Naushad Saheb, who remained a staunch advocate of Indian raga-based music in Hindi films, knew no other music as he was growing up in Awadh and had the privilege of listening to great exponents of Hindustani music—vocal and instrumental—and of course folk singers of note. These two strains of music permeated his whole being.
When he first recorded seventeen-year old Noor Jehan in a duet with Surendra for Anmol Ghari in 1946 he made his presence felt. Her soaring, malleable, melodious, knowing voice juxtaposed against actor Surendra’s quiet, almost mournful, inward turning musings gave the song “Awaaz de Kahaan Heye Duniya Meri Jawan Heye” an uncanny feel of both life’s beauty and its finiteness. A year earlier another Naushad composition “Ankhiyon Milake Jiya Bharmake Chale Nahin Jaana” from Rattan had taken the country by storm.
He was not alone in using classical or folk music in films. But what made Naushad’s melodies different was variety and his sense of rhythm. He was employing folk tunes from various regions ranging from Punjab, eastern UP, Bihar and Bengal.
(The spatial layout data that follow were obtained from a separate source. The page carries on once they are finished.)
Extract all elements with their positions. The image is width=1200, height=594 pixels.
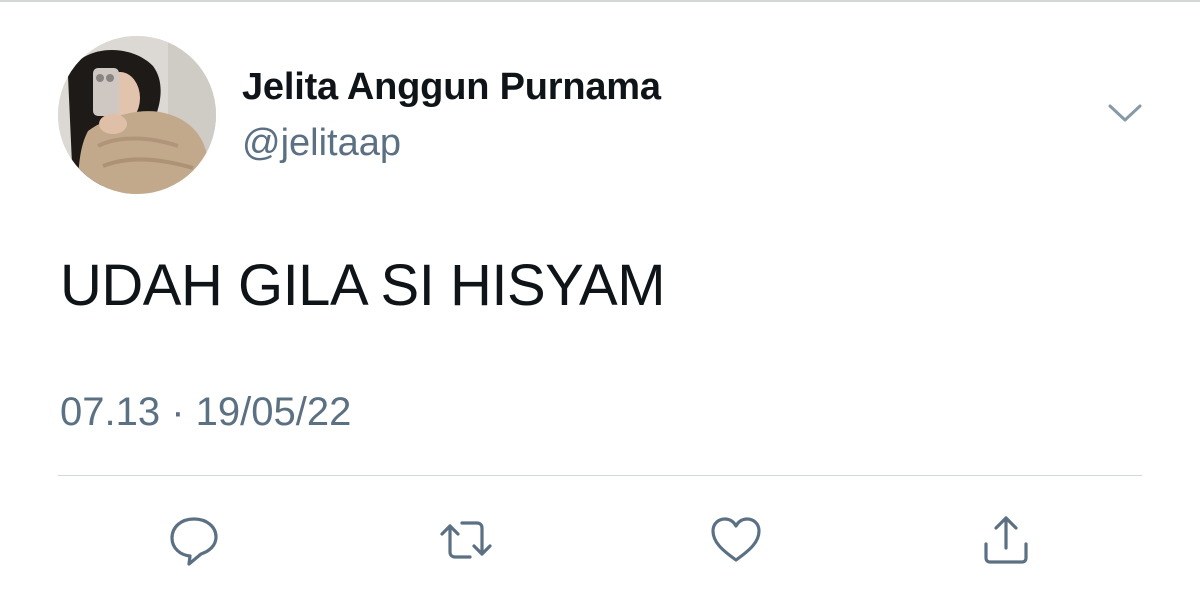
action-divider: [58, 475, 1142, 476]
avatar-photo: [58, 36, 216, 194]
like-button[interactable]: [708, 512, 764, 568]
speech-bubble-icon: [170, 517, 218, 566]
heart-icon: [711, 517, 761, 562]
user-handle[interactable]: @jelitaap: [242, 122, 401, 165]
retweet-button[interactable]: [438, 512, 494, 568]
share-button[interactable]: [978, 512, 1034, 568]
top-divider: [0, 0, 1200, 2]
avatar[interactable]: [58, 36, 216, 194]
display-name[interactable]: Jelita Anggun Purnama: [242, 66, 661, 109]
tweet-text: UDAH GILA SI HISYAM: [60, 253, 666, 318]
tweet-timestamp[interactable]: 07.13 · 19/05/22: [60, 390, 351, 435]
retweet-arrows-icon: [440, 521, 492, 559]
chevron-down-icon[interactable]: [1102, 98, 1148, 128]
share-upload-icon: [984, 516, 1028, 564]
reply-button[interactable]: [166, 512, 222, 568]
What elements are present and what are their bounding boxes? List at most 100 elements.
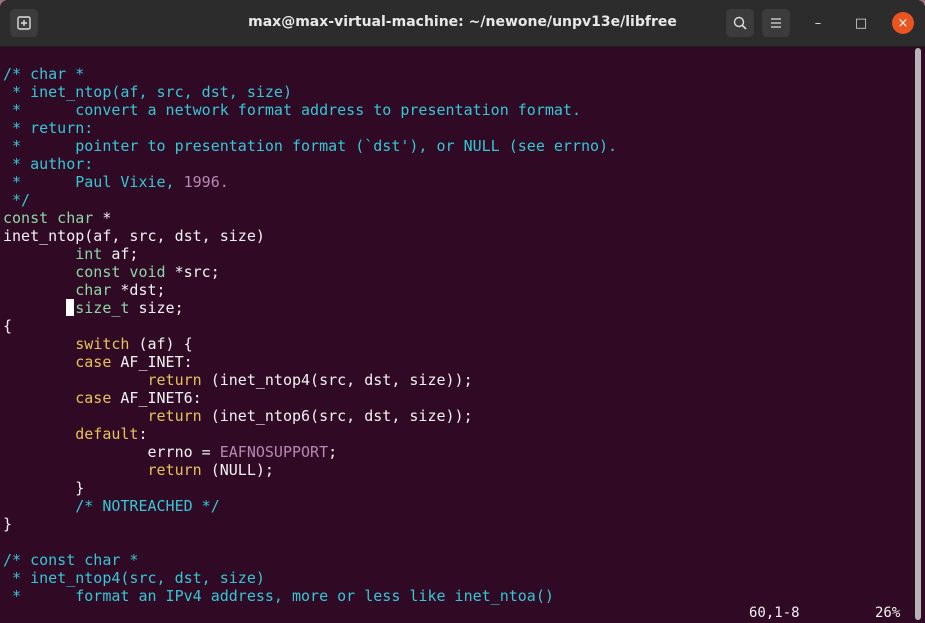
code-token-normal: } [3, 515, 13, 533]
scroll-percent: 26% [875, 605, 901, 621]
code-token-keyword: return [147, 371, 202, 389]
code-token-normal [3, 389, 75, 407]
title-bar: max@max-virtual-machine: ~/newone/unpv13… [0, 0, 925, 47]
code-line: size_t size; [3, 299, 617, 317]
code-line: } [3, 515, 617, 533]
code-token-normal [3, 371, 148, 389]
code-token-comment: */ [3, 191, 31, 209]
menu-button[interactable] [762, 9, 790, 37]
code-token-comment: /* char * [3, 65, 85, 83]
code-token-normal: (inet_ntop4(src, dst, size)); [201, 371, 473, 389]
code-line: * pointer to presentation format (`dst')… [3, 137, 617, 155]
code-token-comment: * return: [3, 119, 94, 137]
maximize-button[interactable]: □ [850, 12, 872, 34]
code-line: * return: [3, 119, 617, 137]
code-token-normal: { [3, 317, 13, 335]
code-line: inet_ntop(af, src, dst, size) [3, 227, 617, 245]
code-token-constant: EAFNOSUPPORT [219, 443, 329, 461]
code-token-comment: * inet_ntop(af, src, dst, size) [3, 83, 292, 101]
code-line: /* NOTREACHED */ [3, 497, 617, 515]
code-token-normal [3, 497, 75, 515]
code-token-normal: *src; [165, 263, 220, 281]
code-token-comment: * inet_ntop4(src, dst, size) [3, 569, 265, 587]
vim-editor-buffer[interactable]: /* char * * inet_ntop(af, src, dst, size… [3, 65, 617, 605]
code-token-normal [3, 425, 75, 443]
code-line: char *dst; [3, 281, 617, 299]
code-line: * convert a network format address to pr… [3, 101, 617, 119]
code-line: /* const char * [3, 551, 617, 569]
code-token-comment: * format an IPv4 address, more or less l… [3, 587, 554, 605]
code-token-normal [3, 299, 75, 317]
code-token-normal: (inet_ntop6(src, dst, size)); [201, 407, 473, 425]
code-token-normal: * [93, 209, 112, 227]
code-token-keyword: default [75, 425, 139, 443]
code-line: /* char * [3, 65, 617, 83]
close-button[interactable]: × [892, 12, 914, 34]
code-token-comment: /* const char * [3, 551, 139, 569]
minimize-button[interactable]: – [807, 12, 829, 34]
code-token-normal: (af) { [129, 335, 193, 353]
code-line: const void *src; [3, 263, 617, 281]
search-icon [733, 16, 747, 30]
code-token-type: int [75, 245, 103, 263]
code-token-normal: AF_INET: [111, 353, 193, 371]
code-line: * format an IPv4 address, more or less l… [3, 587, 617, 605]
terminal-window: max@max-virtual-machine: ~/newone/unpv13… [0, 0, 925, 623]
code-line: int af; [3, 245, 617, 263]
code-line: case AF_INET6: [3, 389, 617, 407]
code-line: */ [3, 191, 617, 209]
code-token-type: const char [3, 209, 94, 227]
code-token-normal: size; [129, 299, 184, 317]
text-cursor [66, 299, 74, 316]
code-token-keyword: return [147, 407, 202, 425]
code-token-keyword: case [75, 389, 112, 407]
code-token-normal: (NULL); [201, 461, 274, 479]
code-line: switch (af) { [3, 335, 617, 353]
code-token-normal [3, 353, 75, 371]
code-token-normal: *dst; [111, 281, 166, 299]
code-token-normal: AF_INET6: [111, 389, 202, 407]
code-line: * inet_ntop4(src, dst, size) [3, 569, 617, 587]
code-line: { [3, 317, 617, 335]
code-token-type: const void [75, 263, 166, 281]
code-line: errno = EAFNOSUPPORT; [3, 443, 617, 461]
code-line: * author: [3, 155, 617, 173]
code-line: * inet_ntop(af, src, dst, size) [3, 83, 617, 101]
code-line: default: [3, 425, 617, 443]
code-token-normal [3, 263, 75, 281]
code-token-keyword: case [75, 353, 112, 371]
code-line: return (inet_ntop6(src, dst, size)); [3, 407, 617, 425]
code-line: const char * [3, 209, 617, 227]
cursor-position: 60,1-8 [749, 605, 800, 621]
code-token-constant: 1996. [183, 173, 229, 191]
hamburger-menu-icon [771, 18, 781, 28]
code-line: * Paul Vixie, 1996. [3, 173, 617, 191]
code-token-comment: * convert a network format address to pr… [3, 101, 581, 119]
code-token-comment: * Paul Vixie, [3, 173, 184, 191]
code-token-comment: * pointer to presentation format (`dst')… [3, 137, 618, 155]
code-token-normal: : [138, 425, 148, 443]
code-token-normal [3, 335, 75, 353]
code-token-normal: errno = [3, 443, 220, 461]
code-token-normal: } [3, 479, 85, 497]
code-token-keyword: switch [75, 335, 130, 353]
code-token-type: char [75, 281, 112, 299]
code-token-comment: /* NOTREACHED */ [75, 497, 220, 515]
code-line: return (NULL); [3, 461, 617, 479]
search-button[interactable] [726, 9, 754, 37]
code-token-normal: ; [328, 443, 338, 461]
code-line: return (inet_ntop4(src, dst, size)); [3, 371, 617, 389]
code-line: } [3, 479, 617, 497]
code-token-comment: * author: [3, 155, 94, 173]
code-token-normal: inet_ntop(af, src, dst, size) [3, 227, 265, 245]
scrollbar[interactable] [915, 48, 921, 620]
code-token-normal [3, 281, 75, 299]
code-line: case AF_INET: [3, 353, 617, 371]
code-token-normal [3, 245, 75, 263]
code-token-normal [3, 461, 148, 479]
code-token-keyword: return [147, 461, 202, 479]
code-token-normal [3, 407, 148, 425]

Contrary to the popular, ill-informed view, he was constantly experimenting within the framework of his musical aesthetics. He and the cranky genius Sajjad were the only two composers from the golden age of Hindi film music who did not fall prey to the raucous influence of contemporary popular western music, although both were aware of western classical music. Sajjad took a shine to the rhythms of the waltz and introduced the piano to Hindi films. Naushad took it up and then passed it on to O P Nayyar who used it to great effect much later.
Naushad’s first assignment was in Station Master in 1937 but it was not until 1940 that the composer made a dent with Prem Nagar. It was another five years before he was accepted in the higher echelons of film music.
It is often said erroneously that Naushad had introduced Lata Mangeshkar as a playback singer in Mehboob Khan’s Andaaz in 1949. This is incorrect. She had already sung for Datta Davjekar in Aap Ki Seva Heye in 1944 and then for Ghulam Haider in Majboor (1947) where she sang “Dil Mera Toda, Kahin Ka Naa Chhoda”. What Naushad did for Lata in Andaaz was to bring her out of Noorjehan’s shadow and make her shine in her own right.
She became Naushad’s principal female singer, as Mohammad Rafi was to become a year later his first choice male singer in Mehboob Khan’s hugely successful swashbuckler Aan.
Shamshad Begum and Talat Mahmood had sung for him beautifully in Mela (1948) and their duet “Duniya Badal Gayee Meri Duniya Badal Gayee” became immortal. Each singer had a peculiarity. Shamshad’s voice was open, flowing like a stream and even after it thickened and changed texture it remained highly expressive. Her last solo for Naushad was the heart-wrenching “Holi Aai Re Kanhaai Holi Aai Re” for Mehboob Khan’s Mother India. (1956).